Harris is the “driving factor” that’s boosting interest among Democratic voters, Kotecki Vest said.
“She aligns with the values of a lot of Americans living in Canada,” she said. “She’s talking so much about getting rid of this division and this hate and all of this ridiculousness, frankly, that’s been going on in American politics. We’re all exhausted from it.”
Kotecki Vest said she’s confident Americans will turn out to vote for Harris and Democrats Abroad members are even planning to knock on doors in Windsor, where she says many people from the swing state of Michigan live.
“We’re doing things that we’ve never done before because of the excitement and because we know that these voters cannot wait to cast their ballot for Vice-President Harris,” she said.
In contrast, she said many Michiganders living in the Windsor area didn’t vote in the 2016 presidential election, which Donald Trump won.
Republican nominee Donald Trump, left, and Democratic nominee Kamala Harris are shown in this combination of photos during a presidential debate in Philadelphia on Sept. 10, 2024. (Alex Brandon / AP Photo)
Different perspective in Canada
Some American expats acquire a different perspective living in Canada compared to living in the United States.
Winters said moving to Canada in 2007 helped expand his perspective on world affairs.
“I think when I was living in the U.S., my mind was more U.S.-centred,” Winters said. “While the U.S. is important, it’s not the whole world.”
Regardless of their party, Burke says expats are more concerned about foreign affairs since they’re living in a foreign country. Burke herself changed her views from being a “hardcore, left-wing Democrat” to a Republican and Trump supporter, though she considers herself independent. She moved with her husband and six children to Canada in 1987 from Buffalo, N.Y., because she wanted her children to attend a high school for observant Jews in Toronto.

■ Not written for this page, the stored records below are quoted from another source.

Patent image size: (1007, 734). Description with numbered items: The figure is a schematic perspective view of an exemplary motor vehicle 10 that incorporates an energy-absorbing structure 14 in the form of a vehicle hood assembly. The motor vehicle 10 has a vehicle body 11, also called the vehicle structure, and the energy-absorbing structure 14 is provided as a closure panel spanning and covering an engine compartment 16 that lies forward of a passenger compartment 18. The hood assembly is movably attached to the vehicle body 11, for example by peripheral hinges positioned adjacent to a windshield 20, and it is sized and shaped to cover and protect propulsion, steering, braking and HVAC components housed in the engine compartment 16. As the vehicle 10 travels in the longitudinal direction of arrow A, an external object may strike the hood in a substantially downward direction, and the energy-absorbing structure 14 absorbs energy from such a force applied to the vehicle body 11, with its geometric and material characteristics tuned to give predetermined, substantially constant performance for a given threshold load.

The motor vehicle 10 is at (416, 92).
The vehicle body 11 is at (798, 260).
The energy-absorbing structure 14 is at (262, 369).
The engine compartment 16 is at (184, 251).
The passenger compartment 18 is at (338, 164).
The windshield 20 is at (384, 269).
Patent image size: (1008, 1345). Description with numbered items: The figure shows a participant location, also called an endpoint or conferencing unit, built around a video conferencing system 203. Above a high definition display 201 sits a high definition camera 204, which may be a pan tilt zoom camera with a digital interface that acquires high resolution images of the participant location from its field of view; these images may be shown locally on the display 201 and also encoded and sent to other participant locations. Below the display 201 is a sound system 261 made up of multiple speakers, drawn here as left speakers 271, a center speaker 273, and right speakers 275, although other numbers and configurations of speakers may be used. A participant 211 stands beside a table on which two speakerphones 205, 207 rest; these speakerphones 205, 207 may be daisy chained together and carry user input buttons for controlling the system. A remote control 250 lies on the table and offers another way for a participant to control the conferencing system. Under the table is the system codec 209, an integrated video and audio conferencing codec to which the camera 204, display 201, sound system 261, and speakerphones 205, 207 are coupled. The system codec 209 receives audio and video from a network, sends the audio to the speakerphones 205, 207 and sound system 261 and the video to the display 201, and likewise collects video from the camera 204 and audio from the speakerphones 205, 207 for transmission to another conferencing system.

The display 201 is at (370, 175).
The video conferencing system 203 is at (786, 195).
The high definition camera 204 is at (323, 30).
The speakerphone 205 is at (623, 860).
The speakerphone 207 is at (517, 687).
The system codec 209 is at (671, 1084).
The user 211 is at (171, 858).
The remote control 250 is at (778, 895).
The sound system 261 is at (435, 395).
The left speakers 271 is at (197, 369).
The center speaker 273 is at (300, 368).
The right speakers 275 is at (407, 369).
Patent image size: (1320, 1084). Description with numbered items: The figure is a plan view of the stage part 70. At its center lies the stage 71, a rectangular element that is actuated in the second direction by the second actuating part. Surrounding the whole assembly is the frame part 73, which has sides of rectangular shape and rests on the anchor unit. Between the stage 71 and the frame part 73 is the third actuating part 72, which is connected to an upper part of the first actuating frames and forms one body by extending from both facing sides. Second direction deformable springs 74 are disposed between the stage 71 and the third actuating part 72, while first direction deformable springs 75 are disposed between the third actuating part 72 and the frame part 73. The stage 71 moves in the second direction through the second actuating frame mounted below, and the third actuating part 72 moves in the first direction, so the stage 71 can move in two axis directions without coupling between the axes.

Kotecki Vest, a Detroit native and lifelong Democrat, says she has grown to appreciate Americans’ relationship with Canadians and better understands the influence of the U.S. while living in her host country of Canada.
Kotecki Vest has lived in Canada with her husband and two sons for about five years. She said her entire family, for the first time, will vote in a presidential election.
“So we’re voting not only for ourselves, but we’re voting for our families, our friends and everyone back home and everything that will still affect us while we live overseas,” she said.